Motorpsycho – The Death Defying Unicorn

von am 20. Februar 2012 in Album, Heavy Rotation

Motorpsycho – The Death Defying Unicorn

Motorpsycho spielen im dreiundzwanzigsten Bandjahr Rockmusik mit Orchester, Streichoktett und Jazz-Keybord: Bombast, Wahnsinn, Megalomanie; ein Husarrenritt an der Grenze zwischen Genie und Wahnsinn. Was so schnell in die Hose hätte gehen können, gelingt zum Meisterwerk. Prog nahe der Perfektion!

Nach all den Jahren, fünfzehn Studioalben, gefühlten tausend EP’s und ungleich mehr Songbeiträgen waren die ewig suchenden Motorpsycho bereits überall. Im Country und Rock, im Blues und Jazz, im Progrock und in hochkomplexen Jam-Abfahrten. Für ‚The Death Defying Unicorn‚ geht die Reise nicht in vollends neue Gefilde, aber weiter hinaus als je zuvor. Hin zu quergelegt arrangierten Streicherexzessen nahe einer experimentellen Form der Klassik und Ola Kvernberg als ausrastendem Geigenvirtuosen an der Pforte dieser, wo sich  ‚The Death Defying Unicorn‚ zum überquellenden, 83 minütigen Rausch auswächst. Wo Ståle Storløkken als Arrangeur und Jazz-Keyboarder die Zügel in der Hand hat und die immer wieder hungrigen Motorpsycho den schon so ausgefuchsten Rock ihres letzten Meisterwerks ‚Heavy Metal Fruit‚ noch einmal weiter  ausformulieren: „A fanciful and fairly far-out musical fable„.

Erzählt wird von Kapitänen und Matrosen, gigantischen Schiffen und der Rachsucht der Meeres. Hans Magnus Ryan und Bent Sæther tauchen immer wieder in den wilden Arrangementwellen unter, werden von wild wuchernden, oppulenten Jazzkakophonien überrannt und schlagen mit halsbrecherischen Rockriffs zurück, es wird gegniedelt und die Verneigung vor King Crimson ist eine tiefe. Die Streicher jubilieren phasenweise wie von Sinnen, das Songwriting ist ebenso uferlos und episch, wie die technische Ausführung meisterhaft ist. Die in der Theorie viel zu überladenen Stücke formen sich zu einer alles verschlingenden Einheit, einem fordernden Kraftakt mit kreativer Explosionswucht und niederschmetternder Dramatik. Ein Vor- und Zurück, ein permanentes An- und Abschwellen ‚Through the Veil‚ humpelt mit aufgescheuchten Blechbläsern nonkonform los und wird in seinen über sechzehn Minuten an den dramatischen Overkill kommen, ohne zu irgendeiner Sekunde aufgebläht zu sein. Exemplarisch für den Rest des Albums: Die Grenzen zwischen den Songs verwischen, ‚The Death Defying Unicorn‚ ist mehr als die Summe seiner Teile, ist ein alles verschlingendes Wunderwerk von einem Album.

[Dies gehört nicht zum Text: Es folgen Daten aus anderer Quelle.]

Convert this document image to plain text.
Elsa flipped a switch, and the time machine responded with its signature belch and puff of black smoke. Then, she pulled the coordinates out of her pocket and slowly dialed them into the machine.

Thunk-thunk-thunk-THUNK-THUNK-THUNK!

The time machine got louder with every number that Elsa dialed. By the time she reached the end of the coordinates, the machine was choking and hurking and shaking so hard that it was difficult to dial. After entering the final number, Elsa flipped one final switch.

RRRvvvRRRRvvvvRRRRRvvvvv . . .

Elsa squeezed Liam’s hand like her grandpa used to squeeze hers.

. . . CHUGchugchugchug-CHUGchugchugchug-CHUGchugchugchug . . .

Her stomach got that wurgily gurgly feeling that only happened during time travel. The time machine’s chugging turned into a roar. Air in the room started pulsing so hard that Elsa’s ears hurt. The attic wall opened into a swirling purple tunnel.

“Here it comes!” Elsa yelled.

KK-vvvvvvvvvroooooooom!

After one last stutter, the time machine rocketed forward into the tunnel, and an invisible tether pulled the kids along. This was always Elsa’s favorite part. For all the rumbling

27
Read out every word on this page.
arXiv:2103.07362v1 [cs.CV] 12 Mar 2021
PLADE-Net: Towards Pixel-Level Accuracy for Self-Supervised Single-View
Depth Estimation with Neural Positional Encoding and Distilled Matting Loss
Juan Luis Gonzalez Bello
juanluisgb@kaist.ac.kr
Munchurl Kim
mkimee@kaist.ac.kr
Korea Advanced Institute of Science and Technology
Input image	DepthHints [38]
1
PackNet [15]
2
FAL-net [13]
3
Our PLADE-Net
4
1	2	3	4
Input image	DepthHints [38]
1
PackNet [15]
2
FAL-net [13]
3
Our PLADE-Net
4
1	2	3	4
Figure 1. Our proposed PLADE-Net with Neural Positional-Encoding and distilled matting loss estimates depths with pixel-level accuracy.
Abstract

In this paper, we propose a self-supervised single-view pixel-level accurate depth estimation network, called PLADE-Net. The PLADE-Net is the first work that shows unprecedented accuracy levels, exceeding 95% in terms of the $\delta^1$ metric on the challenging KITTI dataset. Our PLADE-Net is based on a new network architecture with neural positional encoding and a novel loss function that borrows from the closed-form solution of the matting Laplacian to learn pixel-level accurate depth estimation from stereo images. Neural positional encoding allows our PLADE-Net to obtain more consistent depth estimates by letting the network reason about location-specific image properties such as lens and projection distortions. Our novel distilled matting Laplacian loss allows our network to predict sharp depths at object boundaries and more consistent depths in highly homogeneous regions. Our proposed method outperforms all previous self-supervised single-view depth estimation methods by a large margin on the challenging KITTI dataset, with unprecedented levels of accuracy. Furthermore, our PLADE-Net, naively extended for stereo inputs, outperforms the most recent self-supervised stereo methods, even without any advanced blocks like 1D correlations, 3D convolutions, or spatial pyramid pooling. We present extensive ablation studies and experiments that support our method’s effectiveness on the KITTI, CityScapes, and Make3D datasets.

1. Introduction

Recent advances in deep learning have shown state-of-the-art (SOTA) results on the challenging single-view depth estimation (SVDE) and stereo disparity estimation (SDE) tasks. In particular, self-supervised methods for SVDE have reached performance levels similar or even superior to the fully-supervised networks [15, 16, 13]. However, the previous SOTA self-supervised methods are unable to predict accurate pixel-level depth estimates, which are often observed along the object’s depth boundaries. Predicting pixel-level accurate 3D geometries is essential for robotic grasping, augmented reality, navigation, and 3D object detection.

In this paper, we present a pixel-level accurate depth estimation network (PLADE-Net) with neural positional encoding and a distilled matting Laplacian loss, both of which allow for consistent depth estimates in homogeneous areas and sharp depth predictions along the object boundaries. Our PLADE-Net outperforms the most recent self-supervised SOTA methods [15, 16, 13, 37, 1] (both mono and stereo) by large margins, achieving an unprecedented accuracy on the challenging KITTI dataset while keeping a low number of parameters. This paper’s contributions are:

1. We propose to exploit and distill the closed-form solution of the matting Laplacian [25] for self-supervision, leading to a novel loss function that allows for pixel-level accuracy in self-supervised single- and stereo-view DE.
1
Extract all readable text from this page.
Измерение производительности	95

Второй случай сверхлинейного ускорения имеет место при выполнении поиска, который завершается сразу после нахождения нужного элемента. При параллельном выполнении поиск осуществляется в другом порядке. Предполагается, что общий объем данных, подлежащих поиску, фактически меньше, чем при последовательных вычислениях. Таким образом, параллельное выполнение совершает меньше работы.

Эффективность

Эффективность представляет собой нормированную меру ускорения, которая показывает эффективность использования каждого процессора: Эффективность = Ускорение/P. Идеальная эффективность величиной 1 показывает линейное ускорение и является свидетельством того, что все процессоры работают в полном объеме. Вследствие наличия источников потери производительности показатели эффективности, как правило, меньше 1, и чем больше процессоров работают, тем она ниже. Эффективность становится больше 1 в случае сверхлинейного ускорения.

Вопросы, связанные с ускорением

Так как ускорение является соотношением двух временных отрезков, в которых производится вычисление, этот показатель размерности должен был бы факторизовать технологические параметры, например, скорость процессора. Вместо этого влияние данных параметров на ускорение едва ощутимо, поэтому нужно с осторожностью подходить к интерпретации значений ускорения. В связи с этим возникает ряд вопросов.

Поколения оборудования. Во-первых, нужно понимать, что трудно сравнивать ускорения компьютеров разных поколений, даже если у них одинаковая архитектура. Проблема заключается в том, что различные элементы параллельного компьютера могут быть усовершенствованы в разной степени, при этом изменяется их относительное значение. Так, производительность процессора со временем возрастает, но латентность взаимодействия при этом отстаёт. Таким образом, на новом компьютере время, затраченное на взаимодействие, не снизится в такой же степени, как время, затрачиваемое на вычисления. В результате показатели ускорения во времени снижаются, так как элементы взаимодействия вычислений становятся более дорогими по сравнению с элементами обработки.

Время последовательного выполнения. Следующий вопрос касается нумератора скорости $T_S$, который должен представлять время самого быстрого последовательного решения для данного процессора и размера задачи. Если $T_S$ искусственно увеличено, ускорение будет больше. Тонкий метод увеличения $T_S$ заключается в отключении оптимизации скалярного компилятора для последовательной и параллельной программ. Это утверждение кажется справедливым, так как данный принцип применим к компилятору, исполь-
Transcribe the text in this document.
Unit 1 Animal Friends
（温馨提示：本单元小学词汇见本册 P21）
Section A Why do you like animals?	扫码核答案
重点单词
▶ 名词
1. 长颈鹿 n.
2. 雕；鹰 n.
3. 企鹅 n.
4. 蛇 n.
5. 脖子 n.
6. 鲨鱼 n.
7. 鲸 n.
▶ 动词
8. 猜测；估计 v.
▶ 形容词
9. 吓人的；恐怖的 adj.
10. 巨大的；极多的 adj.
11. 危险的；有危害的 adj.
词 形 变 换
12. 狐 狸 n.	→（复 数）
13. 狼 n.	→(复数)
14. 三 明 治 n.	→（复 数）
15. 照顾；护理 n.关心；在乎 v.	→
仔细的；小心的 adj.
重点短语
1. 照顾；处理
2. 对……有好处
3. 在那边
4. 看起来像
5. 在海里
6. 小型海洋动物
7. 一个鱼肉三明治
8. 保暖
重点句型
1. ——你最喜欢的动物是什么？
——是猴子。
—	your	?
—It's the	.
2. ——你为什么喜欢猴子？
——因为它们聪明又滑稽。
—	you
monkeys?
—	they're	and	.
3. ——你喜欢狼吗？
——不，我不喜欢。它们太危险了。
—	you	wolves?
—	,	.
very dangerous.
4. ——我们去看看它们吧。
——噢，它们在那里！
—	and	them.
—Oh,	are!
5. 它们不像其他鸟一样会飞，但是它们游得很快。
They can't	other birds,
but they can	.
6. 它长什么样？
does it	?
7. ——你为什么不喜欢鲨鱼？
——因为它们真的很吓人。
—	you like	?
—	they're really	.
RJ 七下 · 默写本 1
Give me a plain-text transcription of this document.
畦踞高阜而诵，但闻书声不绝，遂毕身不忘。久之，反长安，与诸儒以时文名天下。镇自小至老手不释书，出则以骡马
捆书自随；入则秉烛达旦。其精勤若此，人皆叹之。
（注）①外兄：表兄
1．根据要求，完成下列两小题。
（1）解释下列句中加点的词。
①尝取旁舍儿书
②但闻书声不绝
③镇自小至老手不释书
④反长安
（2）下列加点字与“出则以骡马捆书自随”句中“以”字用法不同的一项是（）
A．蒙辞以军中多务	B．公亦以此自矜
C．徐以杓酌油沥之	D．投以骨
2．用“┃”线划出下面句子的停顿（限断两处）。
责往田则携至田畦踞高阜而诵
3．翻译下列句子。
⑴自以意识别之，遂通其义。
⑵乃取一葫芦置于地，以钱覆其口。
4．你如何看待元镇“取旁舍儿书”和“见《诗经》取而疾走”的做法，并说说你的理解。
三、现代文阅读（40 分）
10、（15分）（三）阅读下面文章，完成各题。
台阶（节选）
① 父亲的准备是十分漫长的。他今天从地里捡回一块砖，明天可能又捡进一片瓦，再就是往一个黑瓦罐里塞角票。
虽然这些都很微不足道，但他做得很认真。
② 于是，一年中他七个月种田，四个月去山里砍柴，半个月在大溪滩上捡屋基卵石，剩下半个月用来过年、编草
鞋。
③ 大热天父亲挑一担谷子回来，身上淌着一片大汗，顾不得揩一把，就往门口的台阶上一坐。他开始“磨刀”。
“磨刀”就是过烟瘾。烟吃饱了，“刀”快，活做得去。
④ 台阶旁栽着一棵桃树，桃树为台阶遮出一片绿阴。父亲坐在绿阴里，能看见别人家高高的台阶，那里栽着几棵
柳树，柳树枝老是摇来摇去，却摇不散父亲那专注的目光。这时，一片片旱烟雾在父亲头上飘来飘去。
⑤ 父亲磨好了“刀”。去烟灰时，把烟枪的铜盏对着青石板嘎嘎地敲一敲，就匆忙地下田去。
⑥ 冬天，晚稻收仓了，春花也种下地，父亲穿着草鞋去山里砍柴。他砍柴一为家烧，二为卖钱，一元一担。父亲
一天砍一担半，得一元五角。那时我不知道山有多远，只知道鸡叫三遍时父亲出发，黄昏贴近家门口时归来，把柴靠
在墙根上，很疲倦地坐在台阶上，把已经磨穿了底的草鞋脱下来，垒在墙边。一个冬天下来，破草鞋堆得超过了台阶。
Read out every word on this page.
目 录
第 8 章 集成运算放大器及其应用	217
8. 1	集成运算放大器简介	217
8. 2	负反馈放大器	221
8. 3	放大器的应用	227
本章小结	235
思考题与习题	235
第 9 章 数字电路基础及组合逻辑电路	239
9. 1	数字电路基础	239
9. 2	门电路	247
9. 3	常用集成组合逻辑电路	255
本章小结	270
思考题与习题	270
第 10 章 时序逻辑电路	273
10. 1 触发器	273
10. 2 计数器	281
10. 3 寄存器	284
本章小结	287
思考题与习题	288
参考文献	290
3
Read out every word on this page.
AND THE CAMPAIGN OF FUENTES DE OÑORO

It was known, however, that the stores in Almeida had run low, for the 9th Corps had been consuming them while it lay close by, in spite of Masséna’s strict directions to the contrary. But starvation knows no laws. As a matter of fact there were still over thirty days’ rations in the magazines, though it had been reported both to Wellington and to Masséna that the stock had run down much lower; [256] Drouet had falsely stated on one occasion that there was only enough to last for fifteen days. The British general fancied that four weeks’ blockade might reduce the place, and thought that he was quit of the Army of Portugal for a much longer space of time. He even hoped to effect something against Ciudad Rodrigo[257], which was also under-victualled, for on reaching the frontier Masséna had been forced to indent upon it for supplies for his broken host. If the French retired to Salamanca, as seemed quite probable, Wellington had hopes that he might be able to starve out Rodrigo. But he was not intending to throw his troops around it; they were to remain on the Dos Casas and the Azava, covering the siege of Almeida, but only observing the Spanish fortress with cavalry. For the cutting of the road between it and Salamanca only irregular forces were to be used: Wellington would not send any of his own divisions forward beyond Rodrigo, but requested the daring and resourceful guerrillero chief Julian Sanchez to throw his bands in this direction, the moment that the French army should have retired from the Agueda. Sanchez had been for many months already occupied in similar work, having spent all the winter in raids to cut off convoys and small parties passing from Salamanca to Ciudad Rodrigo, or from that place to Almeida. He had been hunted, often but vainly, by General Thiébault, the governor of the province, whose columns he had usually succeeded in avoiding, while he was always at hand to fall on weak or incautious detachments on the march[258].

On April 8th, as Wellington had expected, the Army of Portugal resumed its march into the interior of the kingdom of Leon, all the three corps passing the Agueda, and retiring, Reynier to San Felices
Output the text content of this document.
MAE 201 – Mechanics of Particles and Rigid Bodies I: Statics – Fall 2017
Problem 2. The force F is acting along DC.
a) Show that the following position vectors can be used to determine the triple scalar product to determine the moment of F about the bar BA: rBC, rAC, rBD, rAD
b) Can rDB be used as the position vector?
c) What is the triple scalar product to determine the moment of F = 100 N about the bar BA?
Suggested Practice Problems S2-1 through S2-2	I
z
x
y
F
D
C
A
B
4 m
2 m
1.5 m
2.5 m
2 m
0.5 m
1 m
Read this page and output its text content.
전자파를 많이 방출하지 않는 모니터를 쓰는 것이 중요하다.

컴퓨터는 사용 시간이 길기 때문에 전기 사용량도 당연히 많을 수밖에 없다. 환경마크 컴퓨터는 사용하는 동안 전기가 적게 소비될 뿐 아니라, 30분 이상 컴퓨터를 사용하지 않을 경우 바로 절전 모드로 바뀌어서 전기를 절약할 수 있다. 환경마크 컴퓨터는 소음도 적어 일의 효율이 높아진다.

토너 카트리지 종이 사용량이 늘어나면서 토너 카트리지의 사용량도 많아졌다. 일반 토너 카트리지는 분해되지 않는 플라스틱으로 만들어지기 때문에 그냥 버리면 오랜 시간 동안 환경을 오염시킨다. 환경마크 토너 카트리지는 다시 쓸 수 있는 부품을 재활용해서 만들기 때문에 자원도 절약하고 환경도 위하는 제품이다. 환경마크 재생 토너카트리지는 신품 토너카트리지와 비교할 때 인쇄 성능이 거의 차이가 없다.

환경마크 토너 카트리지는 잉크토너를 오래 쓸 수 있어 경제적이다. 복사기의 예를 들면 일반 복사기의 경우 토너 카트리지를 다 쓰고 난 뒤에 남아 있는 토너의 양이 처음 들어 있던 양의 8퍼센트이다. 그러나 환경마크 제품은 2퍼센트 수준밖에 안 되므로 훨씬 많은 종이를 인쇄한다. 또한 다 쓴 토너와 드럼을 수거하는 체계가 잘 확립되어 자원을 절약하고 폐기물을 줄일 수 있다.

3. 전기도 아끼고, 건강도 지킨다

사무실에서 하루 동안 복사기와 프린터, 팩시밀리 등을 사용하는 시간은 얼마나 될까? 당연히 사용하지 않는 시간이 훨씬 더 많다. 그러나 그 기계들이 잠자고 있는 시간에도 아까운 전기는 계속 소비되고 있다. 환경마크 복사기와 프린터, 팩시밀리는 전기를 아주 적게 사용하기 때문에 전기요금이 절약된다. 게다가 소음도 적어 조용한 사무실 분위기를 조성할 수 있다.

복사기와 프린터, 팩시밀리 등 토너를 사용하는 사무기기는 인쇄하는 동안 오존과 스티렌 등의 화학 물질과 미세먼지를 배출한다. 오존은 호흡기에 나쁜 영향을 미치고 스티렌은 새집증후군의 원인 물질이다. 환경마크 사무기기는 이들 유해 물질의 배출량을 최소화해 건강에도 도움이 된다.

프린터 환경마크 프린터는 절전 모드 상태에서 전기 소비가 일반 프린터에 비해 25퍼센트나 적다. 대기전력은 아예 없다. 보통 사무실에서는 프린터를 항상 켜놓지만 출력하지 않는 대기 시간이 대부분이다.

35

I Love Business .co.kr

Ob das norwegische Jazzforum ein solches Ergebnis vor Augen hatte, als es Motorpsycho und Ståle Storløkken mit dem Trondheimer Jazzorchester für ein einzelnes Konzert am Molde International Jazzfestival 2010 zusammenbrachte? Nachdem die beteiligten Musiker mit den aufgeführten Kompositionen derart unzufrieden waren, dass die allgemeine Perfektionssucht die Parteien ins Studio getrieben und zu abermaligen Höchstleistungen angestachelt hat, wird man wohl etwas geahnt haben. Das letztendliche Ergebnis kommt nun aber doch einem Paukenschlag gleich. Vor allem, weil das bei allem Anspruch und jeglicher Versiertheit der Musiker niemals nur prätentiöses Instrumentengewichse ist, nicht zum abgehobenen Muckertum allein verkommt, das umfassende Instrumentarium niemals zum bloßen Selbstzwecks herhalten muss und ‚The Death Defying Unicorn‚ zu jedem Zeitpunkt greifbar, nachvollziehbar und packend geraten ist. Motorpsycho und Ståle Storløkken gelingt dabei ein Gesamtkunstwerk aus Musik, Sound und Aufmachung, dass sich der gängigen Bezeichnung „Rock Oper“ so sehr erwehrt, wie es im ursprünglichen, wahrhaftigen Sinne eine solche ist. Ein Amalgam aus Rock, Jazz und Klassik. Mehr noch ein Meisterwerk für die Ewigkeit, erhabene Musik für den Rock Olymp.